Help Center/ Cloud Search Service/ User Guide/ OpenSearch/ Enhancing Search Capabilities for OpenSearch Clusters/ Tracking the Query Resource Consumption of an OpenSearch Cluster
Updated on 2026-01-09 GMT+08:00

Tracking the Query Resource Consumption of an OpenSearch Cluster

During routine maintenance, O&M engineers may need to identify and analyze top (resource-consuming) queries that are causing high resource consumption or performance issues in OpenSearch clusters. Typically, this requires calling OpenSearch APIs to retrieve a list of ongoing tasks and examining hot threads to determine which queries are causing excessive resource usage, such as high CPU consumption. The process can be complex and time-consuming. To improve O&M efficiency, CSS provides a query resource tracker. With this feature, O&M personnel can call an API to obtain top queries with the highest latency, CPU usage, or memory consumption, filter the queries by time range, and quickly identify problematic queries. This can significantly improve troubleshooting efficiency and accuracy.

How the Feature Works

The query resource tracker helps identify and optimize top resource-consuming queries, improving system performance and resource utilization.
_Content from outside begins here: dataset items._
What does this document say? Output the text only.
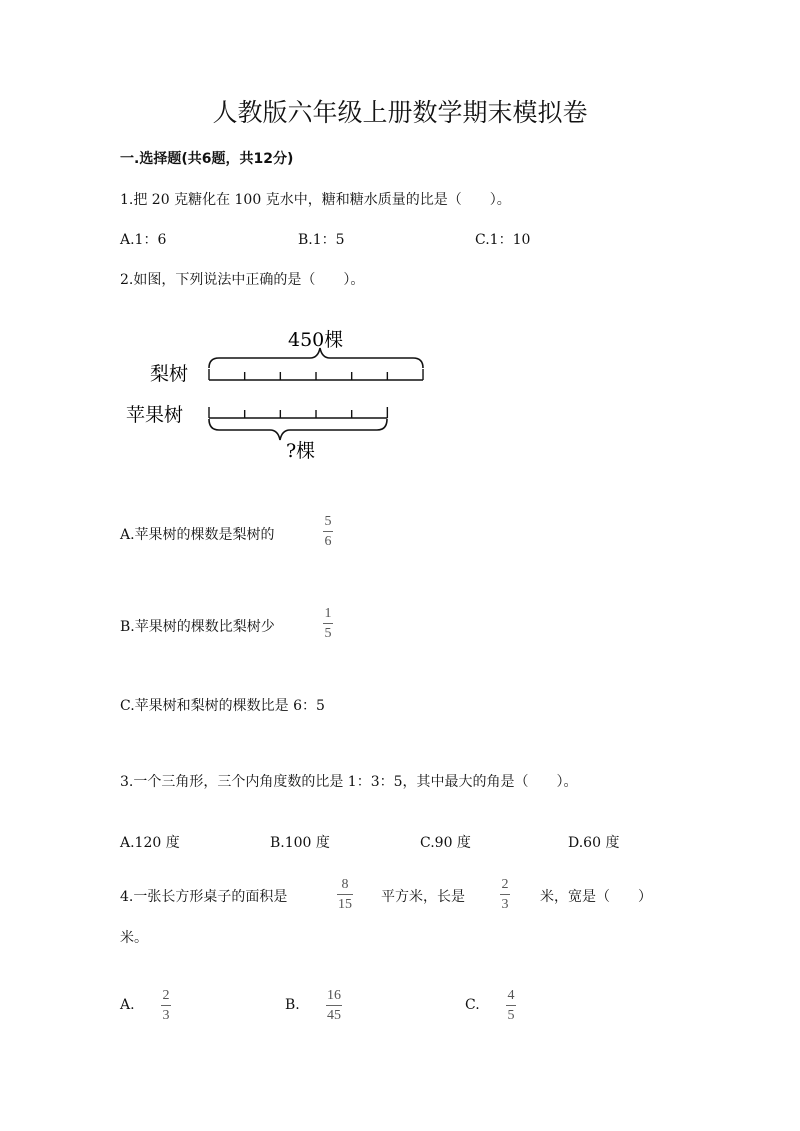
人教版六年级上册数学期末模拟卷
一.选择题(共6题，共12分)
1.把 20 克糖化在 100 克水中，糖和糖水质量的比是（　　）。
A.1：6	B.1：5	C.1：10
2.如图，下列说法中正确的是（　　）。
450棵
梨树
苹果树
?棵
A.苹果树的棵数是梨树的
5
6
B.苹果树的棵数比梨树少
1
5
C.苹果树和梨树的棵数比是 6：5
3.一个三角形，三个内角度数的比是 1：3：5，其中最大的角是（　　）。
A.120 度	B.100 度	C.90 度	D.60 度
4.一张长方形桌子的面积是
8
15 平方米，长是
2
3 米，宽是（　　）
米。
A.
2
3
B.
16
45
C.
4
5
It is a useful tool in big data analytics and log processing scenarios.

Figure 1 How the query resource tracker works

During query execution, the system records the resource consumption of each sub-phase (such as Query, Fetch, and Scroll), tracking metrics like CPU time and memory usage. The data is aggregated by a fixed time window (for example, 5 minutes). Queries with the highest resource consumption are recorded in a dedicated top queries index for analysis. A new top queries index is created daily to store these query resource statistics. The naming format is top-queries-xxx (where xxx indicates the date).

The top queries are ranked by the metric you specify, which can be CPU usage, memory usage, or latency. By default, the system ranks queries by latency.

Constraints

  • The query resource tracker adds memory cache fields, which may impact cluster performance.
  • The query resource tracker is enabled by default for OpenSearch clusters whose cluster version is 2.19.0 and whose image version is 2.19.0_25.9.0_xxx or later.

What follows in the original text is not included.